Non Industry folks

Joined Jul 31, 2000
I have noticed as of late, Alot of people posting to cheftalk who are not in the trade.
I think this is great for both Pros and non trade folks. The questions posed by many of our new freinds keeps us on our toes. I find many of these so called non pros, have some great ideas and insight.I, as a 20 year Kitchen clown,am so happy I found this site. I have learned alot,and love to share the knowlage

[This message has been edited by cape chef (edited 11-21-2000).]
Joined May 29, 1999
I must admit when teaching a class, i often get more love for cooking from the non professional.
Great site for all.

[This message has been edited by m brown (edited 11-21-2000).]


Joined Apr 4, 2000
It is indeed wonderful that we can all share. It is rare we, the non-pros, have a opportunity to have advice from chefs and to chat with others who share a passion for food.

Joined Dec 30, 1999
Thanks cape chef. I think that's why we frequent this site. We get educated information from people who have been trained in the subject.

I think that's why some people become professors in a field. The students bring new insight and inspiration because they don't know the rules, much less how to break them.

I'm sure it must be sometimes frustrating when the questions are simple, but you certainly are not born knowing how to cook. Everyone has to start somewhere and the one thing about this trade is that everyone HAS to eat! And no one person can know EVERYTHING.

You all make it a more enjoyable experience for the rest of us and allow us to learn a lot along the way. This forum is definitely on the higher end of forums because of the strength and of it's community, quick response time, and the knowledge they impart.

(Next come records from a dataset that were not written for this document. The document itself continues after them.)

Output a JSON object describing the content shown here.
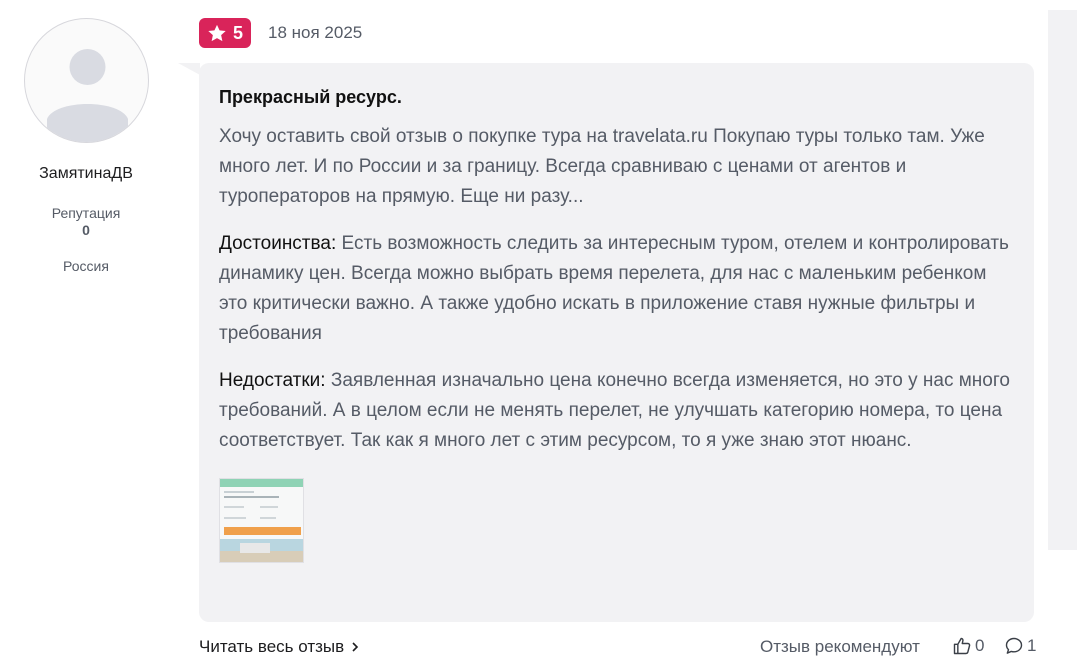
{
  "user": {
    "name": "ЗамятинаДВ",
    "reputation_label": "Репутация",
    "reputation_value": "0",
    "country": "Россия"
  },
  "review": {
    "rating": "5",
    "date": "18 ноя 2025",
    "title": "Прекрасный ресурс.",
    "text": "Хочу оставить свой отзыв о покупке тура на travelata.ru Покупаю туры только там. Уже много лет. И по России и за границу. Всегда сравниваю с ценами от агентов и туроператоров на прямую. Еще ни разу...",
    "pros_label": "Достоинства:",
    "pros_text": "Есть возможность следить за интересным туром, отелем и контролировать динамику цен. Всегда можно выбрать время перелета, для нас с маленьким ребенком это критически важно. А также удобно искать в приложение ставя нужные фильтры и требования",
    "cons_label": "Недостатки:",
    "cons_text": "Заявленная изначально цена конечно всегда изменяется, но это у нас много требований. А в целом если не менять перелет, не улучшать категорию номера, то цена соответствует. Так как я много лет с этим ресурсом, то я уже знаю этот нюанс."
  },
  "footer": {
    "read_more": "Читать весь отзыв",
    "recommend_label": "Отзыв рекомендуют",
    "likes_count": "0",
    "comments_count": "1"
  },
  "colors": {
    "badge": "#d9245a",
    "bubble": "#f2f2f4",
    "muted_text": "#555b66"
  },
  "icons": {
    "rating": "star-icon",
    "read_more": "chevron-right-icon",
    "likes": "thumbs-up-icon",
    "comments": "comment-icon",
    "avatar": "user-silhouette-icon"
  }
}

So hats off to everyone who participates here, and thank you!
Joined Aug 29, 2000
You guys are great. As a food enthusiast/amateur, I am greatly appreciative of the pros' expertise. All those who post are willing to engage in the give and take with EVERYONE. That makes this site so wonderful! I wish it'd been around 15 years ago when I was floundering around for a new career direction; I'm sure I'd have explored food-related professions more seriously. The more I learn, the more respectful I am.
Joined Aug 8, 2000
What's cool about this place is that there isn't that "I'M THE CHEF" attitude. I figured out long ago that I will never know everything there is to cooking, and it's nice that we have this forum to share with each other. I look at this site almost everyday, and it's because of you guys. Everyone makes this place a comfortable place to hang one's hat (toque). My gratitude to all.